Inspired by WAIS' "Directory of Servers", Eliot Christian of USGS envisioned GILS: Government Information Locator Service. GILS (based upon Z39.50:1992 with some extensions) became a U.S. Federal mandate as part of the Paperwork Reduction Act of 1995.

==Directory of Servers==
Thinking Machines Corp provided a service called the Directory of Servers. It was a WAIS server like any other information source except containing information about the other WAIS servers on the Internet. A WAIS server with TMC WAIS code creates a special record containing metadata plus some common words describing its indexed content. The record is uploaded to the central server and indexed along with the records from other public servers. The directory can be searched to find servers that might have content relevant to a specific field of interest. This model of searching for (WAIS) servers to search became the model for GILS and Peter Deutsch's WHOIS++ distributed white pages directory.

==People==
Two of the developers of WAIS, Brewster Kahle and Harry Morris, left Thinking Machines to found WAIS Inc in Menlo Park, California, with Bruce Gilliat. WAIS Inc. was originally a joint project between Apple Computer, Peat Marwick, Dow Jones, and Thinking Machines. In 1992, the presidential campaign of Ross Perot used the WAIS product as a campaign-wide information system, connecting the field offices to the national office. Later, Perot Systems adopted WAIS to better access the information in its corporate databases. Other early clients were the Environmental Protection Agency, Library of Congress, and the Department of Energy and later the Wall Street Journal and Encyclopædia Britannica.

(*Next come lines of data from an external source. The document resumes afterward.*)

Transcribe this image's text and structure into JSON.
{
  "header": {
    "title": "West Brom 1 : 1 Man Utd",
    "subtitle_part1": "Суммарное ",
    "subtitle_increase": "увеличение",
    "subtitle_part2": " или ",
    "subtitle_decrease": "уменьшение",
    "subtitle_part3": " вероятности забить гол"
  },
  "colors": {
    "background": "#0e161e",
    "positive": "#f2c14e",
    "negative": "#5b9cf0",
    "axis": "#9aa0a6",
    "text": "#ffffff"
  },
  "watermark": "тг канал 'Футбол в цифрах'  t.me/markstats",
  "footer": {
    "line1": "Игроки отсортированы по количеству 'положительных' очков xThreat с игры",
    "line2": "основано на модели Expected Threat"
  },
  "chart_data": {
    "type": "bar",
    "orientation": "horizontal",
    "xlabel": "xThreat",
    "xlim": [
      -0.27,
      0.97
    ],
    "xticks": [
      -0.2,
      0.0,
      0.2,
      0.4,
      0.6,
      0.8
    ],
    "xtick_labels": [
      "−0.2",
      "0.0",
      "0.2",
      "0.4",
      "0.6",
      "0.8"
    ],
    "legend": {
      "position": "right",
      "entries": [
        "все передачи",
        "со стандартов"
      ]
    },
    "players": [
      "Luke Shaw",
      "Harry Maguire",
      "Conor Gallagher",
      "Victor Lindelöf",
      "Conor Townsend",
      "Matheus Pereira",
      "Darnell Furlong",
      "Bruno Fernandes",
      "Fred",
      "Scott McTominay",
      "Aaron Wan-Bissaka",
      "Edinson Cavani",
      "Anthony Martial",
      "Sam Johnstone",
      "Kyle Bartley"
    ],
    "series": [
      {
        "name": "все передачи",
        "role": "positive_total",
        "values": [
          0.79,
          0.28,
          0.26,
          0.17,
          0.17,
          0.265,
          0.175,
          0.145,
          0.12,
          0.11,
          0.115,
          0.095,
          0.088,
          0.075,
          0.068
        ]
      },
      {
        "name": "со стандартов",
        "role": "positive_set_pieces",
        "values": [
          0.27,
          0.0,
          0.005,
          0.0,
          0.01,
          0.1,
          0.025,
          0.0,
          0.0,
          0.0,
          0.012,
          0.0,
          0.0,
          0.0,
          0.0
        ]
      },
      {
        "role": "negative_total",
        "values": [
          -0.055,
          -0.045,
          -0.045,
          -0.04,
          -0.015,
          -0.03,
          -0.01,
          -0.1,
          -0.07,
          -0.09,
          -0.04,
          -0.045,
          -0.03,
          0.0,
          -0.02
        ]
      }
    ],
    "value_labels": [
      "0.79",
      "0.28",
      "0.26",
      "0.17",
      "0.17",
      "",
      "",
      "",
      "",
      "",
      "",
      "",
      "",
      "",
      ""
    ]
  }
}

WAIS Inc was sold to AOL in May 1995 for $15 million. Following the sale, Margaret St. Pierre left WAIS Inc to start Blue Angel Technologies. Her WAIS variant formed the basis of MetaStar. Georgios Papadopoulos left to found Atypon. François Schiettecatte left Human Genome Project at Johns Hopkins Hospital and started FS-Consult and developed his own variant of WAIS which eventually became ScienceServer, which was later sold to Elsevier Science. Kahle and Gilliat went on to found the Internet Archive and Alexa Internet.

==WAIS and Gopher==
Public WAIS is often used as a full-text search engine for individual Internet Gopher servers, supplementing the popular Veronica system which only searches the menu titles of Gopher sites. WAIS and Gopher share the World Wide Web's client–server architecture and a certain amount of its functionality. The WAIS protocol is influenced largely by the z39.50 protocol designed for networking library catalogs. It allows a text-based search, and retrieval following a search. Gopher provides a free text search mechanism, but principally uses menus. A menu is a list of titles, from which the user may pick one. While Gopher Space is a web containing many loops, the menu system gives the user the impression of a tree.

The Web's data model is similar to the gopher model, except that menus are generalized to hypertext documents. In both cases, simple file servers generate the menus or hypertext directly from the file structure of a server. The Web's hypertext model permits the author more freedom to communicate the options available to the reader, as it can include headings and various forms of list structure.